The successful legal action taken by the Jang/Geo group against the ARY group is an example of where courts and the legal process can have a sensible and balancing effect against wild and dangerous accusations masquerading as news and fair comment. Yet, litigating local disputes in foreign courts cannot be a sensible solution to the problem. Foreign litigation can be very costly to pursue and it depends on whether the media outlet in question has a presence on foreign soil or in the jurisdiction of a foreign court — something few Pakistani media houses do. Moreover, legal systems cater to local factors — where the UK has set its libel and slander bar is very different from the US, for example. What Pakistan needs is a Pakistani law — for individuals and organisations to challenge in court instances of what they believe to be libel or slander against them and for the courts to enforce a sensibly drafted law that protects free speech and media freedom while allowing for the punishment of those acting with wilful malice. The problem is not limited to the electronic media — many print publications have erred, deliberately and otherwise, over the decades — but it is on TV where the most egregious violations of basic journalistic norms and standards are now routinely found.

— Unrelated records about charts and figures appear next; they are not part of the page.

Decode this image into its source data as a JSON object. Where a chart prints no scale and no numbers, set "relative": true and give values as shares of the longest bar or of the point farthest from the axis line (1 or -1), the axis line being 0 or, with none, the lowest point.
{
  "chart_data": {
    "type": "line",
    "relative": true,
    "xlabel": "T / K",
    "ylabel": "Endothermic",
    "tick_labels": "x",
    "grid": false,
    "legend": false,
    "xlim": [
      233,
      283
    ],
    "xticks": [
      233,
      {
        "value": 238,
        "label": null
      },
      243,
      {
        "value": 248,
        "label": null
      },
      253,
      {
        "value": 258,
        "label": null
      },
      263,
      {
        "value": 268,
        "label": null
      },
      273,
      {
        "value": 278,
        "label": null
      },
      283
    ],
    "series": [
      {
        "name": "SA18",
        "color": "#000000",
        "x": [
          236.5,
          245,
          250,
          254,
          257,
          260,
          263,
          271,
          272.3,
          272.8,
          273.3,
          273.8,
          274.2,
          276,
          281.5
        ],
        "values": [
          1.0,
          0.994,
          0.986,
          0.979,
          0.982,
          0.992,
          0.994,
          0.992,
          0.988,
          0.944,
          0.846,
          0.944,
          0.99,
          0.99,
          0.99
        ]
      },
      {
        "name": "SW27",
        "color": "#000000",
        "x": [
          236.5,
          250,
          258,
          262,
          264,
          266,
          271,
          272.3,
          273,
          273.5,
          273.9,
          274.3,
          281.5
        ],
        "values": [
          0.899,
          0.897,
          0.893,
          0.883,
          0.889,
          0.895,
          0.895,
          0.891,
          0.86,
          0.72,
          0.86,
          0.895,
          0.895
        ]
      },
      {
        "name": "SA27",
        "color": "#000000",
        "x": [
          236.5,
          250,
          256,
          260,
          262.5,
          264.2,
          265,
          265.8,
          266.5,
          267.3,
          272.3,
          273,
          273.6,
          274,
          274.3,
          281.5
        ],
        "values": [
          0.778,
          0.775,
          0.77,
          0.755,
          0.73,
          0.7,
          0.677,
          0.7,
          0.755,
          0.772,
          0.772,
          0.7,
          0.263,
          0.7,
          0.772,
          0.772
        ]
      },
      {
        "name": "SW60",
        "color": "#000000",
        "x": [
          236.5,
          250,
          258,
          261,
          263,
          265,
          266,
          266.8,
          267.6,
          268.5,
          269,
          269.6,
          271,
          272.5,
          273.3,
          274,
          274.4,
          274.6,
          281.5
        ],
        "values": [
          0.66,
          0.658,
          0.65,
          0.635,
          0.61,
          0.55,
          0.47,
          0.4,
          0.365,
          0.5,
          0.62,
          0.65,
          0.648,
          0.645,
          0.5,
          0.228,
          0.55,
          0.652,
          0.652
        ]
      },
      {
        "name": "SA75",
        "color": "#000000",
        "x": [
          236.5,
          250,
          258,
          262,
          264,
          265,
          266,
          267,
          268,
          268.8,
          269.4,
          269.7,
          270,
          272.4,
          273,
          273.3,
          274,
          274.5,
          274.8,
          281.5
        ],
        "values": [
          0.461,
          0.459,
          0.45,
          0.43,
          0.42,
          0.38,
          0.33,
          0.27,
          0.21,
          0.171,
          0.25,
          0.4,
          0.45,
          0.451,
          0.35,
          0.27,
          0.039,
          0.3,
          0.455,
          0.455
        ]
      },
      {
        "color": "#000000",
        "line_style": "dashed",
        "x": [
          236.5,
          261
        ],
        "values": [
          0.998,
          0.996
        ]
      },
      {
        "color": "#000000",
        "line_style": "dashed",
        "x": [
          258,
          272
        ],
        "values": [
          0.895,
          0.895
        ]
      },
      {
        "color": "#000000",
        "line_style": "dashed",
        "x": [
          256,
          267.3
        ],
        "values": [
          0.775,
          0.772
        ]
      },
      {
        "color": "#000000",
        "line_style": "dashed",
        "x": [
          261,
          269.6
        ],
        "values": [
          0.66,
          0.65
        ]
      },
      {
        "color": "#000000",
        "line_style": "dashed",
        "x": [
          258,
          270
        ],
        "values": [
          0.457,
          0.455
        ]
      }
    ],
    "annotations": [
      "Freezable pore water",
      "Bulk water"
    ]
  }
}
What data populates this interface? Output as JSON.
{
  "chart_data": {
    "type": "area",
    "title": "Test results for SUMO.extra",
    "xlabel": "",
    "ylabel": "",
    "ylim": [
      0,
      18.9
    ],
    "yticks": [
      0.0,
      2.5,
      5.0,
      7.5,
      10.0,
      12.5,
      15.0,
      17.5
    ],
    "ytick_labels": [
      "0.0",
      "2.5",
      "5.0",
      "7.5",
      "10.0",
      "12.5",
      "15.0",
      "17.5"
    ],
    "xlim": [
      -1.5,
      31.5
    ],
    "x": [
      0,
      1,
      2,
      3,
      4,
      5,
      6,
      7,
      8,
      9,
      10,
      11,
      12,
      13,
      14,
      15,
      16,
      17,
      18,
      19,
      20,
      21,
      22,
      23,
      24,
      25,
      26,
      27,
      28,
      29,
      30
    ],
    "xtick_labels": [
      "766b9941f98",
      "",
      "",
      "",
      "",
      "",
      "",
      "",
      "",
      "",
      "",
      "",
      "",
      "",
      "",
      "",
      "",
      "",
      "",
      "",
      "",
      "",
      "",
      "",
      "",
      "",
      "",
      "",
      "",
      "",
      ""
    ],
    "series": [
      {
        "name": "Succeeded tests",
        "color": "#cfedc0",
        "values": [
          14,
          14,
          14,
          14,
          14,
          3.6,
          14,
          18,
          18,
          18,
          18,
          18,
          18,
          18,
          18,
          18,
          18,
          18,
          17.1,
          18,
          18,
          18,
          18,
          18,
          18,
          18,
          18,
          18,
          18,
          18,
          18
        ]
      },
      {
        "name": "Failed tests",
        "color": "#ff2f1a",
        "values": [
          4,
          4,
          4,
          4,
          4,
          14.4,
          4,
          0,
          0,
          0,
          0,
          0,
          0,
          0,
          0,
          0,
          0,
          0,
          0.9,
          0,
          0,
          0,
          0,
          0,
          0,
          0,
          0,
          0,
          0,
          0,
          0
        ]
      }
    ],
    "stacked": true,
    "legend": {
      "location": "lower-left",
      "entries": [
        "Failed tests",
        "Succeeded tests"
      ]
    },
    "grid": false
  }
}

With the regulatory capture of Pemra by the state — both the political government and the military establishment use the regulator for narrow political and messaging purposes — individuals who believe they have been libelled or slandered in the media have no forum in which to seek redress. A new libel and slander law, if drawn up with care and implemented sparingly and in clear cases by the judiciary, could help right the imbalance that exists at present. A free and emboldened media is vital to a democratic state and society. But the media exists to inform, not to defame — where appropriate, individuals should have recourse to a reasonable law. A sensible new libel law could help nudge the media back to its public-interest roots.